Chennai, Aug 25: Infotech major HCL Corporation Ltd, which notched a turnover of Rs 2,400 crore in 1997-98, is upscaling its existing competencies in a bid to become a $3-billion global organisation by 2002.Although the target was aimed at for year 2000, vice-president Arun Dang now admits it may be reached only by 2001 or 2002. The reasons: the hardware sector of the IT industry has witnessed downsizing in the last two years with quite a few leading players like PCL, Modi-Olivetti and ICIM finding the going tough. Business volumes, too, have shrunk considerably.
Although HCL Corp continued to rework its approach to business, it also had to contend with the one- to three-year gap in the legal system in its attempt to redefine business systems. To be competitive in business, entrepreneurship had to be encouraged and built into the culture of the organisation.
When it found the going tough to push boxes (computers), HCL introduced the concept of fractal corporation. It encouraged smaller units led by chief executives with an entrepreneurial flair to build their own organisations with their own staff and management. Frontline Solutions sold computers not just as stand-alone units but as part of a solution. This helped HCL to energise its services business. Later, Frontline Solutions was merged with HCL Infosystems and has become a division of this company.
HCL Infosytems itself was an offshoot of the HCL-HP joint venture and soon the strategy was to provide value additions. Besides its focus on solutions around the box, the company started catering to large corporate houses by targeting 1,000 large corporate entities with a redefined strategy going under the style of "enterprise 2000".
Between 1993 and 1994, the group began to address four distinct segments: personal buyer, small and medium enterprises, first-time users (FTU) and small office home office (SOHO). By 1996, the HCL group had notched a turnover of Rs 1,000 crore, galloping to become the top IT group in the country last year, posting a turnover of Rs 2,400 crore and growing at a hefty 43 per cent over the previous year.
Dang says that post liberalisation, realities have made the group refocus once again from being "product-centric to India-centric and then as a truly transnational corporation." Its international business trebled from Rs 38 crore in 1996 to Rs 989 crore in 1998.
Now the group is upscaling its existing competencies. Traditional strength of selling in the box area is now moving to designing boxes. "The idea is to leverage our strong solutions-driven application expertise to tailor-made customers by providing boxes with a difference," Dang says.
Hardware design business is being flogged outside India and is becoming a "rewarding business." Again, the success is due to offering expertise developed in application areas outside the country.
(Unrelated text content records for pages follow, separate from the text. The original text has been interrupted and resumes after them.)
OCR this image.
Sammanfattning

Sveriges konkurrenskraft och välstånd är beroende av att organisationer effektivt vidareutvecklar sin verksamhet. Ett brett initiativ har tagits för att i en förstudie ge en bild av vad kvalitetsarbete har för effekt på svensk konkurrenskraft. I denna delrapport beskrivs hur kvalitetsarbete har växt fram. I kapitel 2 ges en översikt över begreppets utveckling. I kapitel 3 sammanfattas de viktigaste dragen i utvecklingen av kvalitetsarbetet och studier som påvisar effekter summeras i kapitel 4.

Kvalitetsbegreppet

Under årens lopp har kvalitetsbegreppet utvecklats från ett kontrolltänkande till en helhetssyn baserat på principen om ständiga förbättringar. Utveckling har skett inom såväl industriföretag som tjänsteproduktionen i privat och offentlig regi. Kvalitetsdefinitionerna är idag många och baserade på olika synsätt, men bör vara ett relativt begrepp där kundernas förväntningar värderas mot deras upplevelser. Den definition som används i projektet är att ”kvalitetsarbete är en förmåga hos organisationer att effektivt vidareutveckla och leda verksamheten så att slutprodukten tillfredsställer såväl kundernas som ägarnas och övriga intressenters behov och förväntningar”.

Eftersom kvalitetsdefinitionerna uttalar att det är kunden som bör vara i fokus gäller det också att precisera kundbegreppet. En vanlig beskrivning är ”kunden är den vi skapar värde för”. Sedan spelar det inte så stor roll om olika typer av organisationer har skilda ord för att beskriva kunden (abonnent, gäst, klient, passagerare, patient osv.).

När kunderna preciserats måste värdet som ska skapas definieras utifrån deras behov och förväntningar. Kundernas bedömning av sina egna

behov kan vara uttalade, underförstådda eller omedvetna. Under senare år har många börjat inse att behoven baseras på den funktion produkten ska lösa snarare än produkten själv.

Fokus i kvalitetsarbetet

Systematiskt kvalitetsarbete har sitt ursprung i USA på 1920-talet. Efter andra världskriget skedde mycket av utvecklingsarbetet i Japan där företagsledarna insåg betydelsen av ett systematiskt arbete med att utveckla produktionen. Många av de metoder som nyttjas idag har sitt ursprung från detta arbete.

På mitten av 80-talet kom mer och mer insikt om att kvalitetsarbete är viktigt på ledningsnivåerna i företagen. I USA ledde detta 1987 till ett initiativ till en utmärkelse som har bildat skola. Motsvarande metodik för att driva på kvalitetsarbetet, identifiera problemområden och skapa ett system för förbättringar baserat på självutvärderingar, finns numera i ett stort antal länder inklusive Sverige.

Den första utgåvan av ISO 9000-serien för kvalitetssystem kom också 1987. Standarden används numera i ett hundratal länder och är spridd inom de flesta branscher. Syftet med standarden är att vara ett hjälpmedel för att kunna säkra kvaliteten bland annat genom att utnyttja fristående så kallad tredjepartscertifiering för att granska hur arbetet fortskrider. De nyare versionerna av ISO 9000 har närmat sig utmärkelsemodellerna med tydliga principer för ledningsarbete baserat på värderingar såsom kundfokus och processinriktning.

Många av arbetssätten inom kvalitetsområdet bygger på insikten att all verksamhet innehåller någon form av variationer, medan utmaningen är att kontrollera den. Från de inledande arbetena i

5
Lastly, the group is pushing hard to gain a foothold overseas by processing projects fast.
The new strategy revolves around well-defined approaches. According to Dang, these would include opening investment offices at multiple locations, setting up offices for local customers to provide a degree of comfort to customers, move on to time and material business to provide value addition in services and skills instead of just bodyshopping and, lastly, ensure faster growth into offshore operations which will help build up its outsourcing techniques.
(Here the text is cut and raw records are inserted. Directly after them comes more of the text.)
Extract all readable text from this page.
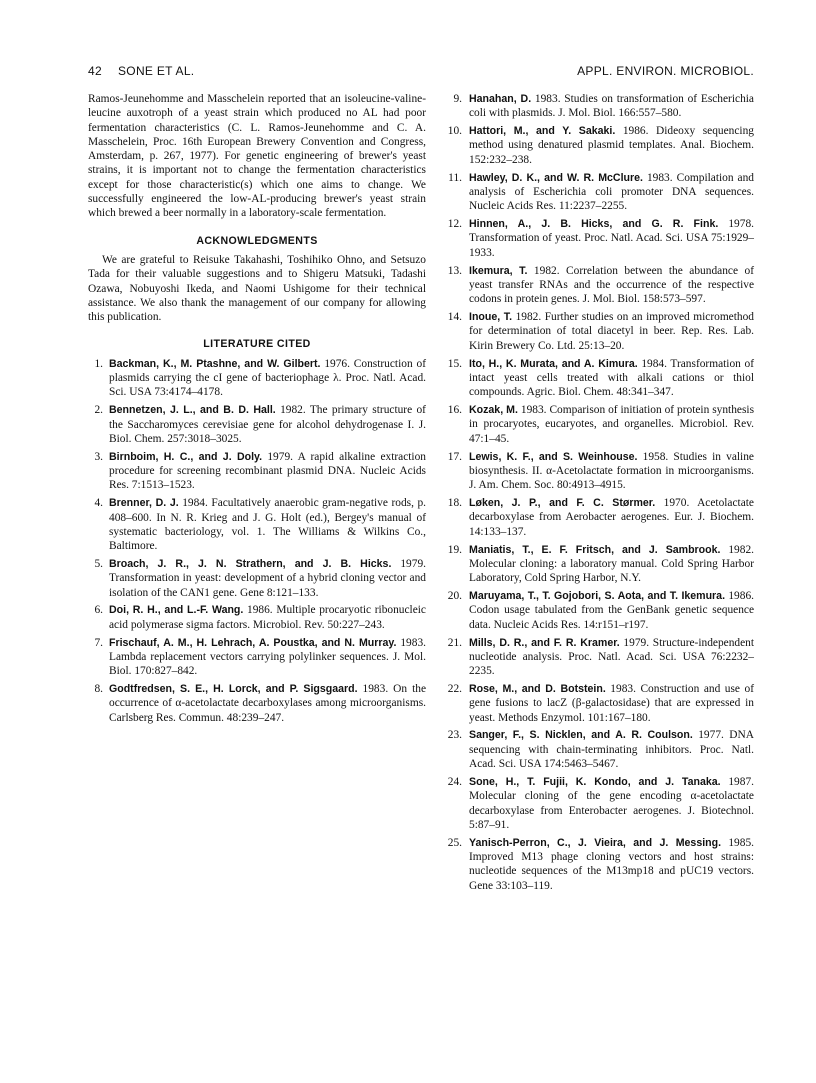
42 SONE ET AL.	APPL. ENVIRON. MICROBIOL.

Ramos-Jeunehomme and Masschelein reported that an isoleucine-valine-leucine auxotroph of a yeast strain which produced no AL had poor fermentation characteristics (C. L. Ramos-Jeunehomme and C. A. Masschelein, Proc. 16th European Brewery Convention and Congress, Amsterdam, p. 267, 1977). For genetic engineering of brewer's yeast strains, it is important not to change the fermentation characteristics except for those characteristic(s) which one aims to change. We successfully engineered the low-AL-producing brewer's yeast strain which brewed a beer normally in a laboratory-scale fermentation.

ACKNOWLEDGMENTS

We are grateful to Reisuke Takahashi, Toshihiko Ohno, and Setsuzo Tada for their valuable suggestions and to Shigeru Matsuki, Tadashi Ozawa, Nobuyoshi Ikeda, and Naomi Ushigome for their technical assistance. We also thank the management of our company for allowing this publication.

LITERATURE CITED
1. Backman, K., M. Ptashne, and W. Gilbert. 1976. Construction of plasmids carrying the cI gene of bacteriophage λ. Proc. Natl. Acad. Sci. USA 73:4174–4178.
2. Bennetzen, J. L., and B. D. Hall. 1982. The primary structure of the Saccharomyces cerevisiae gene for alcohol dehydrogenase I. J. Biol. Chem. 257:3018–3025.
3. Birnboim, H. C., and J. Doly. 1979. A rapid alkaline extraction procedure for screening recombinant plasmid DNA. Nucleic Acids Res. 7:1513–1523.
4. Brenner, D. J. 1984. Facultatively anaerobic gram-negative rods, p. 408–600. In N. R. Krieg and J. G. Holt (ed.), Bergey's manual of systematic bacteriology, vol. 1. The Williams & Wilkins Co., Baltimore.
5. Broach, J. R., J. N. Strathern, and J. B. Hicks. 1979. Transformation in yeast: development of a hybrid cloning vector and isolation of the CAN1 gene. Gene 8:121–133.
6. Doi, R. H., and L.-F. Wang. 1986. Multiple procaryotic ribonucleic acid polymerase sigma factors. Microbiol. Rev. 50:227–243.
7. Frischauf, A. M., H. Lehrach, A. Poustka, and N. Murray. 1983. Lambda replacement vectors carrying polylinker sequences. J. Mol. Biol. 170:827–842.
8. Godtfredsen, S. E., H. Lorck, and P. Sigsgaard. 1983. On the occurrence of α-acetolactate decarboxylases among microorganisms. Carlsberg Res. Commun. 48:239–247.
9. Hanahan, D. 1983. Studies on transformation of Escherichia coli with plasmids. J. Mol. Biol. 166:557–580.
10. Hattori, M., and Y. Sakaki. 1986. Dideoxy sequencing method using denatured plasmid templates. Anal. Biochem. 152:232–238.
11. Hawley, D. K., and W. R. McClure. 1983. Compilation and analysis of Escherichia coli promoter DNA sequences. Nucleic Acids Res. 11:2237–2255.
12. Hinnen, A., J. B. Hicks, and G. R. Fink. 1978. Transformation of yeast. Proc. Natl. Acad. Sci. USA 75:1929–1933.
13. Ikemura, T. 1982. Correlation between the abundance of yeast transfer RNAs and the occurrence of the respective codons in protein genes. J. Mol. Biol. 158:573–597.
14. Inoue, T. 1982. Further studies on an improved micromethod for determination of total diacetyl in beer. Rep. Res. Lab. Kirin Brewery Co. Ltd. 25:13–20.
15. Ito, H., K. Murata, and A. Kimura. 1984. Transformation of intact yeast cells treated with alkali cations or thiol compounds. Agric. Biol. Chem. 48:341–347.
16. Kozak, M. 1983. Comparison of initiation of protein synthesis in procaryotes, eucaryotes, and organelles. Microbiol. Rev. 47:1–45.
17. Lewis, K. F., and S. Weinhouse. 1958. Studies in valine biosynthesis. II. α-Acetolactate formation in microorganisms. J. Am. Chem. Soc. 80:4913–4915.
18. Løken, J. P., and F. C. Størmer. 1970. Acetolactate decarboxylase from Aerobacter aerogenes. Eur. J. Biochem. 14:133–137.
19. Maniatis, T., E. F. Fritsch, and J. Sambrook. 1982. Molecular cloning: a laboratory manual. Cold Spring Harbor Laboratory, Cold Spring Harbor, N.Y.
20. Maruyama, T., T. Gojobori, S. Aota, and T. Ikemura. 1986. Codon usage tabulated from the GenBank genetic sequence data. Nucleic Acids Res. 14:r151–r197.
21. Mills, D. R., and F. R. Kramer. 1979. Structure-independent nucleotide analysis. Proc. Natl. Acad. Sci. USA 76:2232–2235.
22. Rose, M., and D. Botstein. 1983. Construction and use of gene fusions to lacZ (β-galactosidase) that are expressed in yeast. Methods Enzymol. 101:167–180.
23. Sanger, F., S. Nicklen, and A. R. Coulson. 1977. DNA sequencing with chain-terminating inhibitors. Proc. Natl. Acad. Sci. USA 174:5463–5467.
24. Sone, H., T. Fujii, K. Kondo, and J. Tanaka. 1987. Molecular cloning of the gene encoding α-acetolactate decarboxylase from Enterobacter aerogenes. J. Biotechnol. 5:87–91.
25. Yanisch-Perron, C., J. Vieira, and J. Messing. 1985. Improved M13 phage cloning vectors and host strains: nucleotide sequences of the M13mp18 and pUC19 vectors. Gene 33:103–119.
"We would like to replicate this process very fast for both the customers' front and back-up front by establishing software development centres," Dang explains.
The group is also moving fast to set up a global network of channels by forging strategic partnerships and joint ventures. Its recent joint ventures with James Martin & Co of the US, Delux Corporation of US and CSK Corporation of Japan will provide the group with technological leadership in India even while it gets market access in the US and Japan for its services.
Dang says the 50:50 joint venture with CSK Corporation would give HCL access to the Japanese market and CSK access to India, Asia and the US market. Deluxe Corporation would be able to access the Japanese market via HCL. Working with James Martin will have the advantage of synergy for all. "We do not have to start from scratch in these markets, we can telescope the time-frame required for advanced technological work into much shorter durations than otherwise possible," Dang asserts.
Although the Indian IT market has seen a slowdown during the last two years and this year too, Dang feels that HCL would be able to maintain its growth rate of around 40 per cent to 50 per cent. But it would necessarily have to restrategise in the next three months to forge ahead and cash in on emerging opportunities. It aims to scout about for more acquisitions overseas which will provide a global resource base as well as technology and market channels. It will use Y2K as an entry strategy into overseas territories but will limit it to under 20 per cent of its business.